B.14. Out-Migrant to Foreign Countries
A migrant is classified as an "out-migrant to foreign" if the year-1 state code is in the United States and the year-2 state code is foreign (APO/FPO, Puerto Rico, U.S. Virgin Islands, or other).
B.15. Out-Migrant to Different State
A migrant is classified as an "out-migrant to different state" if the year-2 state code is in the United States, and the year-1 state code (also in the United States)and the year-2 state code differ.
B.16. Out-Migrant to Same State, Different County
A migrant is classified as an "out-migrant to same state, different county" if the year-2 state code is in the United States, and the year-1 state code and the year-2 state codes are the same, but the year-1 county code and the year-2 county code differ.
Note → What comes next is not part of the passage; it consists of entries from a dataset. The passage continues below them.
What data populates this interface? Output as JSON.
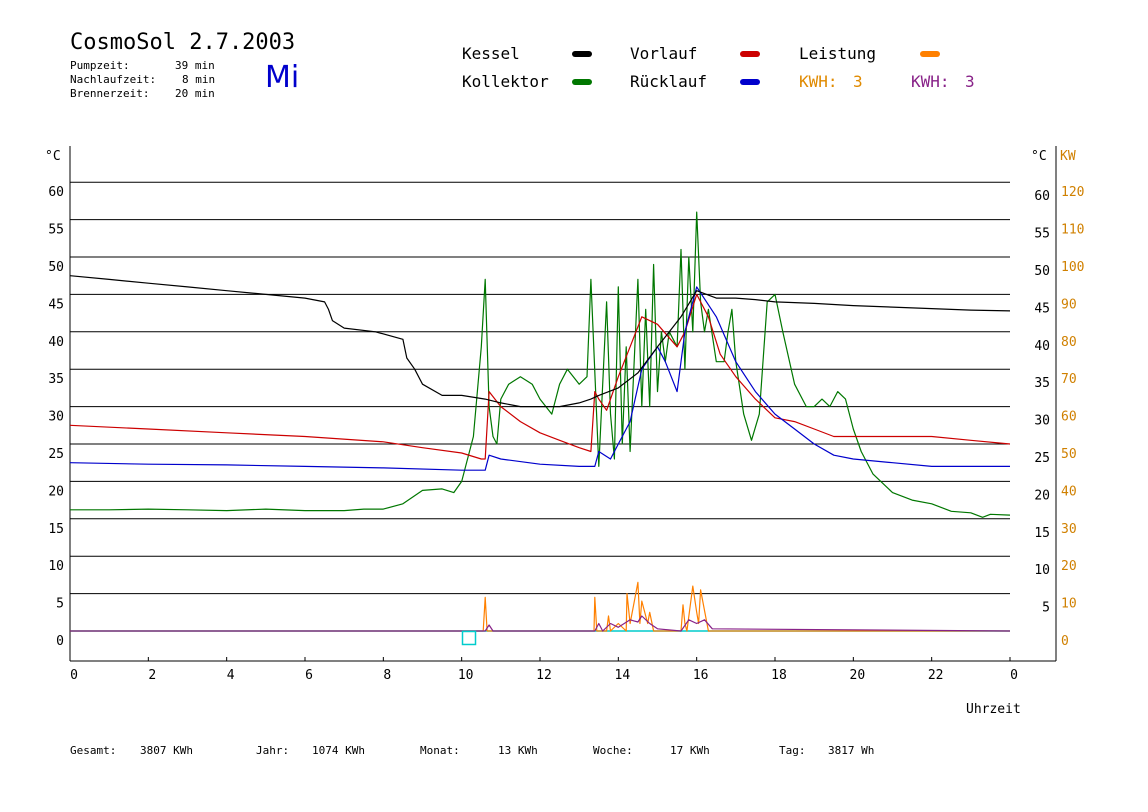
{
  "header": {
    "title": "CosmoSol 2.7.2003",
    "pump_label": "Pumpzeit:",
    "pump_value": "39 min",
    "run_label": "Nachlaufzeit:",
    "run_value": "8 min",
    "burn_label": "Brennerzeit:",
    "burn_value": "20 min",
    "day": "Mi"
  },
  "legend": {
    "kessel": "Kessel",
    "kollektor": "Kollektor",
    "vorlauf": "Vorlauf",
    "ruecklauf": "Rücklauf",
    "leistung": "Leistung",
    "kwh1_label": "KWH:",
    "kwh1_value": "3",
    "kwh2_label": "KWH:",
    "kwh2_value": "3"
  },
  "footer": {
    "gesamt_label": "Gesamt:",
    "gesamt_value": "3807 KWh",
    "jahr_label": "Jahr:",
    "jahr_value": "1074 KWh",
    "monat_label": "Monat:",
    "monat_value": "13 KWh",
    "woche_label": "Woche:",
    "woche_value": "17 KWh",
    "tag_label": "Tag:",
    "tag_value": "3817 Wh"
  },
  "colors": {
    "kessel": "#000000",
    "kollektor": "#007700",
    "vorlauf": "#cc0000",
    "ruecklauf": "#0000cc",
    "leistung": "#ff8000",
    "kwh2": "#882288",
    "baseline": "#00cccc",
    "axis_right": "#d08000"
  },
  "chart_data": {
    "type": "line",
    "xlabel": "Uhrzeit",
    "ylabel_left": "°C",
    "ylabel_right_c": "°C",
    "ylabel_right_kw": "KW",
    "xlim": [
      0,
      24
    ],
    "ylim": [
      0,
      60
    ],
    "y2lim": [
      0,
      120
    ],
    "x_ticks": [
      "0",
      "2",
      "4",
      "6",
      "8",
      "10",
      "12",
      "14",
      "16",
      "18",
      "20",
      "22",
      "0"
    ],
    "y_ticks": [
      0,
      5,
      10,
      15,
      20,
      25,
      30,
      35,
      40,
      45,
      50,
      55,
      60
    ],
    "y2_ticks": [
      0,
      10,
      20,
      30,
      40,
      50,
      60,
      70,
      80,
      90,
      100,
      110,
      120
    ],
    "series": [
      {
        "name": "Kessel",
        "key": "kessel",
        "x": [
          0,
          1,
          2,
          3,
          4,
          5,
          6,
          6.5,
          6.6,
          6.7,
          7,
          7.8,
          8.5,
          8.6,
          8.8,
          9.0,
          9.5,
          10,
          10.6,
          11,
          11.5,
          12,
          12.5,
          13,
          13.3,
          13.5,
          14,
          14.5,
          15,
          15.3,
          15.6,
          16,
          16.5,
          17,
          17.5,
          18,
          19,
          20,
          21,
          22,
          23,
          24
        ],
        "y": [
          47.5,
          47,
          46.5,
          46,
          45.5,
          45,
          44.5,
          44,
          43,
          41.5,
          40.5,
          40,
          39,
          36.5,
          35,
          33,
          31.5,
          31.5,
          31,
          30.5,
          30,
          30,
          30,
          30.5,
          31,
          31.5,
          32.5,
          34.5,
          38,
          40,
          42,
          45.5,
          44.5,
          44.5,
          44.3,
          44,
          43.8,
          43.5,
          43.3,
          43.1,
          42.9,
          42.8
        ]
      },
      {
        "name": "Vorlauf",
        "key": "vorlauf",
        "x": [
          0,
          2,
          4,
          6,
          8,
          9,
          10,
          10.5,
          10.6,
          10.7,
          11,
          11.5,
          12,
          12.5,
          13,
          13.3,
          13.4,
          13.5,
          13.7,
          14,
          14.3,
          14.6,
          15,
          15.5,
          15.7,
          16,
          16.3,
          16.6,
          17,
          17.5,
          18,
          18.5,
          19,
          19.5,
          20,
          21,
          22,
          23,
          24
        ],
        "y": [
          27.5,
          27,
          26.5,
          26,
          25.3,
          24.5,
          23.8,
          23,
          23,
          32,
          30,
          28,
          26.5,
          25.5,
          24.5,
          24,
          32,
          31,
          29.5,
          34,
          38,
          42,
          41,
          38,
          40,
          45,
          42,
          37,
          34,
          31,
          28.5,
          28,
          27,
          26,
          26,
          26,
          26,
          25.5,
          25
        ]
      },
      {
        "name": "Rücklauf",
        "key": "ruecklauf",
        "x": [
          0,
          2,
          4,
          6,
          8,
          10,
          10.6,
          10.7,
          11,
          12,
          13,
          13.4,
          13.5,
          13.8,
          14,
          14.3,
          14.6,
          15,
          15.2,
          15.5,
          15.7,
          16,
          16.5,
          17,
          17.5,
          18,
          18.5,
          19,
          19.5,
          20,
          21,
          22,
          23,
          24
        ],
        "y": [
          22.5,
          22.3,
          22.2,
          22,
          21.8,
          21.5,
          21.5,
          23.5,
          23,
          22.3,
          22,
          22,
          24,
          23,
          25,
          28,
          35,
          38,
          36,
          32,
          40,
          46,
          42,
          36,
          32,
          29,
          27,
          25,
          23.5,
          23,
          22.5,
          22,
          22,
          22
        ]
      },
      {
        "name": "Kollektor",
        "key": "kollektor",
        "x": [
          0,
          1,
          2,
          3,
          4,
          5,
          6,
          7,
          7.5,
          8,
          8.5,
          9,
          9.5,
          9.8,
          10,
          10.3,
          10.5,
          10.6,
          10.7,
          10.8,
          10.9,
          11,
          11.2,
          11.5,
          11.8,
          12,
          12.3,
          12.5,
          12.7,
          13,
          13.2,
          13.3,
          13.5,
          13.7,
          13.8,
          13.9,
          14.0,
          14.1,
          14.2,
          14.3,
          14.5,
          14.6,
          14.7,
          14.8,
          14.9,
          15.0,
          15.1,
          15.2,
          15.3,
          15.5,
          15.6,
          15.7,
          15.8,
          15.9,
          16.0,
          16.1,
          16.2,
          16.3,
          16.5,
          16.7,
          16.8,
          16.9,
          17.0,
          17.2,
          17.4,
          17.6,
          17.8,
          18.0,
          18.2,
          18.5,
          18.8,
          19.0,
          19.2,
          19.4,
          19.6,
          19.8,
          20.0,
          20.2,
          20.5,
          21.0,
          21.5,
          22.0,
          22.5,
          23.0,
          23.3,
          23.5,
          24
        ],
        "y": [
          16.2,
          16.2,
          16.3,
          16.2,
          16.1,
          16.3,
          16.1,
          16.1,
          16.3,
          16.3,
          17,
          18.8,
          19,
          18.5,
          20,
          26,
          38,
          47,
          30,
          26,
          25,
          31,
          33,
          34,
          33,
          31,
          29,
          33,
          35,
          33,
          34,
          47,
          22,
          44,
          29,
          23,
          46,
          25,
          38,
          24,
          47,
          30,
          43,
          30,
          49,
          32,
          40,
          36,
          40,
          38,
          51,
          35,
          50,
          40,
          56,
          44,
          40,
          43,
          36,
          36,
          40,
          43,
          36,
          29,
          25.5,
          29,
          44,
          45,
          40,
          33,
          30,
          30,
          31,
          30,
          32,
          31,
          27,
          24,
          21,
          18.5,
          17.5,
          17,
          16,
          15.8,
          15.2,
          15.6,
          15.5
        ]
      },
      {
        "name": "Leistung",
        "key": "leistung",
        "x": [
          0,
          10.55,
          10.6,
          10.65,
          10.8,
          13.38,
          13.4,
          13.45,
          13.7,
          13.75,
          13.8,
          14.0,
          14.2,
          14.22,
          14.3,
          14.5,
          14.55,
          14.6,
          14.75,
          14.8,
          14.9,
          15.6,
          15.65,
          15.7,
          15.75,
          15.9,
          16.0,
          16.05,
          16.1,
          16.3,
          24
        ],
        "y": [
          0,
          0,
          4.5,
          0,
          0,
          0,
          4.5,
          0,
          0,
          2,
          0,
          1,
          0,
          5,
          1,
          6.5,
          1,
          4,
          1,
          2.5,
          0,
          0,
          3.5,
          1,
          0,
          6,
          2.5,
          1,
          5.5,
          0,
          0
        ]
      },
      {
        "name": "KWH",
        "key": "kwh2",
        "x": [
          0,
          10.6,
          10.7,
          10.8,
          13.4,
          13.5,
          13.6,
          13.8,
          14.0,
          14.3,
          14.5,
          14.6,
          14.8,
          15.0,
          15.6,
          15.8,
          16.0,
          16.2,
          16.4,
          24
        ],
        "y": [
          0,
          0,
          0.8,
          0,
          0,
          1,
          0,
          1,
          0.5,
          1.5,
          1.2,
          2,
          1,
          0.3,
          0,
          1.5,
          1,
          1.5,
          0.3,
          0
        ]
      }
    ],
    "annotations": [
      {
        "type": "marker",
        "x": 10.2,
        "y": -1,
        "shape": "square"
      }
    ]
  }
}
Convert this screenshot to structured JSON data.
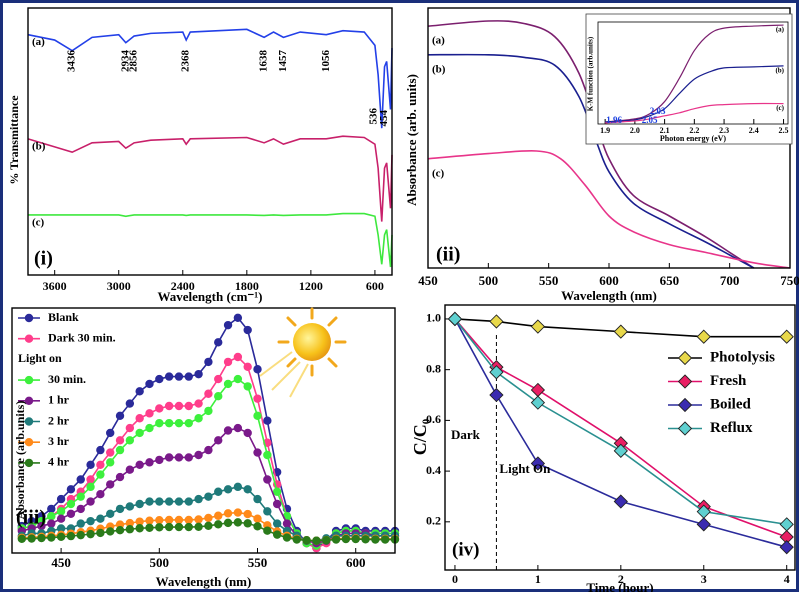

Note that this data cell is not defined for states, or for the county level equivalent of the District of Columbia.
B.17. In-Migrant from Foreign Countries
A migrant is classified as an "in-migrant from foreign" if the year-1 state code is foreign (APO/FPO, Puerto Rico, U.S. Virgin Islands, or other) and the year-2 state code is in the United States, or if the return is a year-2 only 1040NR.
B.18. In-Migrant from Different State
A migrant is classified as an "in-migrant from different state" if the year-1 state code is in the United States, and the year-1 state code and the year-2 state code (also in the United States) differ.
B.19. In-Migrant from Same State, Different County
A migrant is classified as an "in-migrant from same state, different county" if the year-1 state code is in the United States, and the year-1 state code and the year-2 state codes are the same, but the year-1 county code and the year-2 county code differ. Note that this data cell is not defined for states, or for the county level equivalent of the District of Columbia.
B.20. Income Data
The income amounts represent the taxable income amounts shown on the tax forms. The amounts from the "estate" returns and the "zero exemption" returns are included in the tallies. Aggregate income is the sum total of the income amounts from all applicable records.